Il 29 marzo i ministri degli Esteri di Germania, Francia, Italia e Regno Unito adottavano una dichiarazione congiunta per esprimere la propria preoccupazione rispetto alla possibile approvazione di un disegno di legge in Israele che comporterebbe un ampliamento del ricorso alla pena di morte, esortando "i decisori israeliani alla Knesset e al Governo ad abbandonare questi piani". L'ennesima operazione di facciata dei paesi imperialisti che appoggiano il genocidio palestinese del criminale Netanyahu. Come quella del tutto simile delle “vibranti” condanne durate neanche due giorni contro il grave divieto sionista al cardinale Pierbattista Pizzaballa di celebrare la messa della Domenica delle Palme nel Santo Sepolcro a Gerusalemme che aveva il sapore della rappresaglia contro le ripetute dichiarazioni del cardinale contro il macello dei palestinesi.
Il 30 marzo la Spagna chiudeva il suo spazio aereo ai voli degli aerei che partecipano alla guerra all'Iran, non solo i velivoli direttamente impegnati nei bombardamenti ma anche quelli di supporto come gli aerei cisterna sia a quelli provenienti dagli Usa che a quelli dislocati in Paesi terzi. Anche l'Italia avrebbe negato agli Stati Uniti l’utilizzo della base di Sigonella per uno scalo di bombardieri diretti verso il Medio Oriente lo scorso 27 marzo di cui nessuno aveva chiesto alcuna autorizzazione come previsto. Che sia addirittura un “segnale di svolta” o solo una operazione di facciata nei rapporti tra Usa e Italia, o meglio fra Trump e la neofascista Meloni, lo dimostreranno i fatti.
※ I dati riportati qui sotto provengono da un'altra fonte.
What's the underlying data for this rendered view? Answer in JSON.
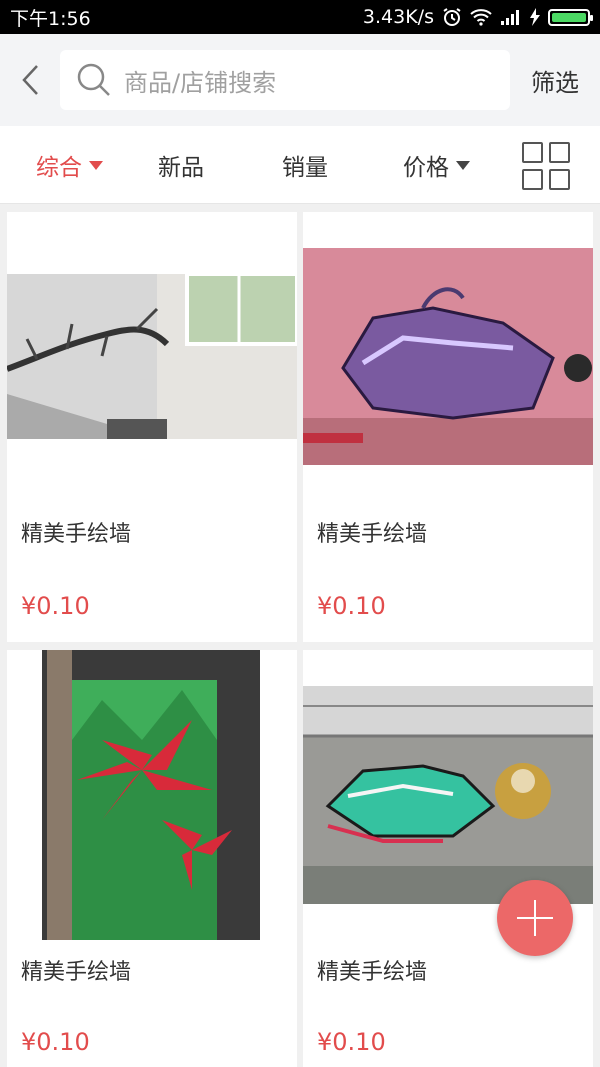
{
  "status": {
    "time": "下午1:56",
    "speed": "3.43K/s",
    "battery_level": 1.0
  },
  "header": {
    "search_placeholder": "商品/店铺搜索",
    "filter_label": "筛选"
  },
  "sort": [
    {
      "label": "综合",
      "active": true
    },
    {
      "label": "新品"
    },
    {
      "label": "销量"
    },
    {
      "label": "价格"
    }
  ],
  "products": [
    {
      "title": "精美手绘墙",
      "price": "¥0.10"
    },
    {
      "title": "精美手绘墙",
      "price": "¥0.10"
    },
    {
      "title": "精美手绘墙",
      "price": "¥0.10"
    },
    {
      "title": "精美手绘墙",
      "price": "¥0.10"
    }
  ],
  "colors": {
    "accent": "#e24c4c",
    "fab": "#ec6868"
  }
}
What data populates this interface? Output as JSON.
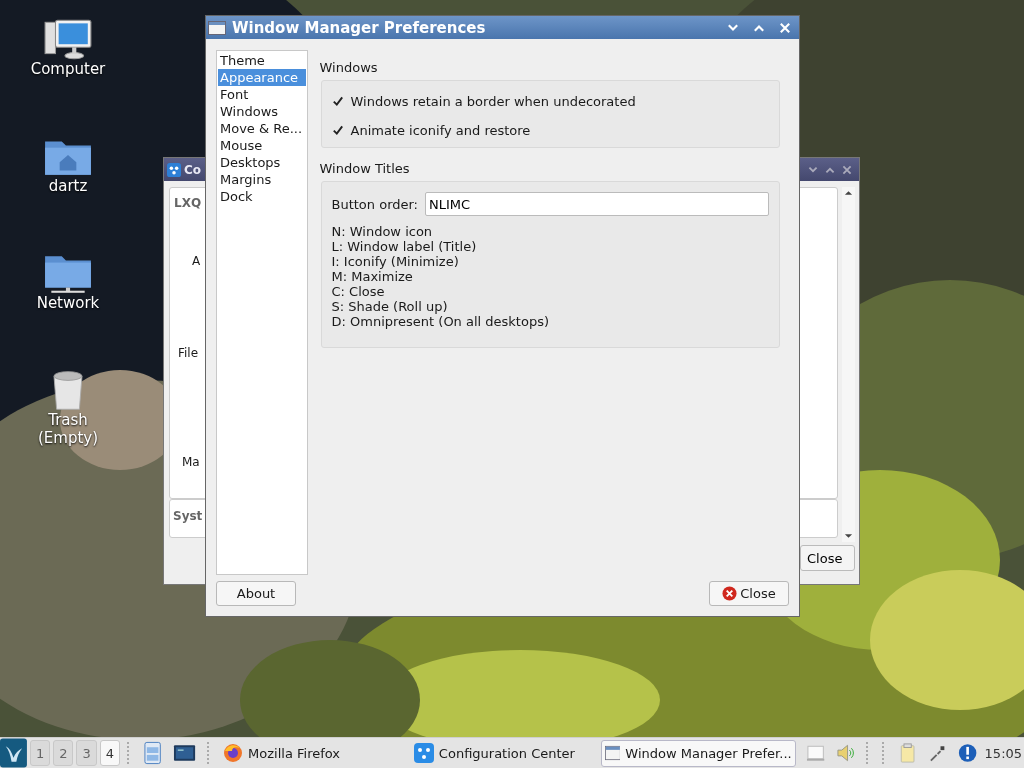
{
  "desktop_icons": [
    {
      "label": "Computer",
      "kind": "computer"
    },
    {
      "label": "dartz",
      "kind": "home"
    },
    {
      "label": "Network",
      "kind": "network"
    },
    {
      "label": "Trash (Empty)",
      "kind": "trash"
    }
  ],
  "background_window": {
    "title": "Co",
    "panels": [
      "LXQ",
      "Syst"
    ],
    "labels": [
      "A",
      "File",
      "Ma"
    ],
    "close_button": "Close"
  },
  "window": {
    "title": "Window Manager Preferences",
    "sidebar": [
      {
        "label": "Theme",
        "selected": false
      },
      {
        "label": "Appearance",
        "selected": true
      },
      {
        "label": "Font",
        "selected": false
      },
      {
        "label": "Windows",
        "selected": false
      },
      {
        "label": "Move & Re...",
        "selected": false
      },
      {
        "label": "Mouse",
        "selected": false
      },
      {
        "label": "Desktops",
        "selected": false
      },
      {
        "label": "Margins",
        "selected": false
      },
      {
        "label": "Dock",
        "selected": false
      }
    ],
    "windows_section": {
      "title": "Windows",
      "checkboxes": [
        {
          "label": "Windows retain a border when undecorated",
          "checked": true
        },
        {
          "label": "Animate iconify and restore",
          "checked": true
        }
      ]
    },
    "titles_section": {
      "title": "Window Titles",
      "button_order": {
        "label": "Button order:",
        "value": "NLIMC"
      },
      "legend": [
        "N: Window icon",
        "L: Window label (Title)",
        "I: Iconify (Minimize)",
        "M: Maximize",
        "C: Close",
        "S: Shade (Roll up)",
        "D: Omnipresent (On all desktops)"
      ]
    },
    "about_button": "About",
    "close_button": "Close"
  },
  "taskbar": {
    "desktops": [
      {
        "label": "1",
        "selected": false
      },
      {
        "label": "2",
        "selected": false
      },
      {
        "label": "3",
        "selected": false
      },
      {
        "label": "4",
        "selected": true
      }
    ],
    "tasks": [
      {
        "label": "Mozilla Firefox",
        "kind": "firefox",
        "selected": false
      },
      {
        "label": "Configuration Center",
        "kind": "config",
        "selected": false
      },
      {
        "label": "Window Manager Prefer...",
        "kind": "window",
        "selected": true
      }
    ],
    "clock": "15:05"
  }
}
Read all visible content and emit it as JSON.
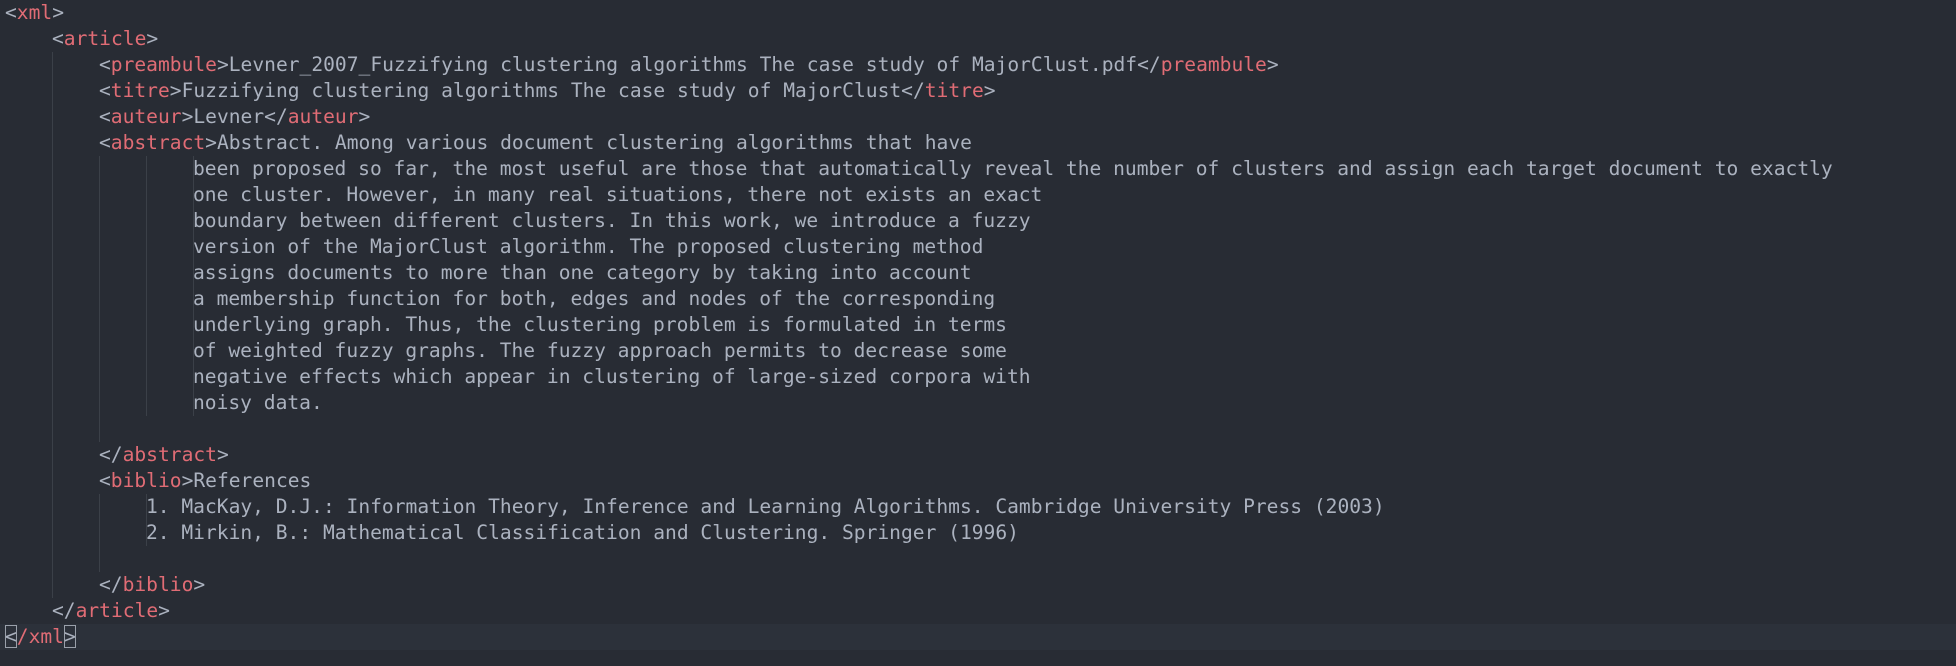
{
  "lines": [
    {
      "open": "<",
      "tag": "xml",
      "close": ">",
      "text": ""
    },
    {
      "open": "<",
      "tag": "article",
      "close": ">",
      "text": ""
    },
    {
      "open": "<",
      "tag": "preambule",
      "close": ">",
      "text": "Levner_2007_Fuzzifying clustering algorithms The case study of MajorClust.pdf",
      "end_open": "</",
      "end_tag": "preambule",
      "end_close": ">"
    },
    {
      "open": "<",
      "tag": "titre",
      "close": ">",
      "text": "Fuzzifying clustering algorithms The case study of MajorClust",
      "end_open": "</",
      "end_tag": "titre",
      "end_close": ">"
    },
    {
      "open": "<",
      "tag": "auteur",
      "close": ">",
      "text": "Levner",
      "end_open": "</",
      "end_tag": "auteur",
      "end_close": ">"
    },
    {
      "open": "<",
      "tag": "abstract",
      "close": ">",
      "text": "Abstract. Among various document clustering algorithms that have"
    },
    {
      "text": "been proposed so far, the most useful are those that automatically reveal the number of clusters and assign each target document to exactly"
    },
    {
      "text": "one cluster. However, in many real situations, there not exists an exact"
    },
    {
      "text": "boundary between different clusters. In this work, we introduce a fuzzy"
    },
    {
      "text": "version of the MajorClust algorithm. The proposed clustering method"
    },
    {
      "text": "assigns documents to more than one category by taking into account"
    },
    {
      "text": "a membership function for both, edges and nodes of the corresponding"
    },
    {
      "text": "underlying graph. Thus, the clustering problem is formulated in terms"
    },
    {
      "text": "of weighted fuzzy graphs. The fuzzy approach permits to decrease some"
    },
    {
      "text": "negative effects which appear in clustering of large-sized corpora with"
    },
    {
      "text": "noisy data."
    },
    {
      "text": ""
    },
    {
      "open": "</",
      "tag": "abstract",
      "close": ">",
      "text": ""
    },
    {
      "open": "<",
      "tag": "biblio",
      "close": ">",
      "text": "References"
    },
    {
      "text": "1. MacKay, D.J.: Information Theory, Inference and Learning Algorithms. Cambridge University Press (2003)"
    },
    {
      "text": "2. Mirkin, B.: Mathematical Classification and Clustering. Springer (1996)"
    },
    {
      "text": ""
    },
    {
      "open": "</",
      "tag": "biblio",
      "close": ">",
      "text": ""
    },
    {
      "open": "</",
      "tag": "article",
      "close": ">",
      "text": ""
    },
    {
      "open": "<",
      "open_hl": true,
      "tag": "/xml",
      "close": ">",
      "close_hl": true,
      "text": ""
    }
  ]
}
Già nel G7 del 17 marzo Francia, Germania, Gran Bretagna, Canada e Italia da sole avevano firmato una dichiarazione nella quale i leader si dicevano “profondamente preoccupati per l’escalation di violenza in Libano” e reclamavano “un’immediata de-escalation e un impegno concreto da parte dei rappresentanti israeliani e libanesi per negoziare una soluzione politica sostenibile”. Aria fritta ma inaccettabile per gli Usa che però riuscivano solo a bloccare la firma del Giappone ma non a buttare subito nel cestino la dichiarazione. Tanto pr confrontare le posizioni registriamo quella della Spagna “quanto sta accadendo in Libano - sosteneva il ministro degli Esteri - è una vergogna. Una violazione sistematica della sovranità e del diritto umanitario”. Il G7 del 21 marzo recuperava la piena sintonia fra i partner imperialisti con la vergognosa condanna dell'Iran, una condanna "con la massima fermezza degli irresponsabili attacchi del regime contro i civili e le infrastrutture civili, incluse le infrastrutture energetiche, in Bahrein, Kuwait, Oman, Qatar, Arabia Saudita, Emirati Arabi Uniti, Giordania e Iraq, in linea con la risoluzione 2817 del Consiglio di sicurezza delle Nazioni Unite".
Un recupero che non è detto li salvi dagli attacchi di Trump, come nel caso dell'alleato saudita Mohammed bin Salman che secondo il New York Times avrebbe premuto sul presidente americano per continuare la guerra contro l’Iran. Riad ha smentito la notizia dichiarando di sostenere “una soluzione pacifica”. Trump a un evento pubblico a Miami del 28 marzo commentava che il principe bin Salman “non pensava che sarebbe successa una cosa del genere, che avrebbe dovuto baciarmi il c... Non lo pensava proprio. Pensava che sarei stato un altro presidente americano perdente, un presidente di un Paese in declino. Ma ora deve essere gentile con me. Ditegli di essere gentile". Ricordiamo che il principe saudita è il secondo alleato degli Usa nella regione dopo il criminale Netanyahu.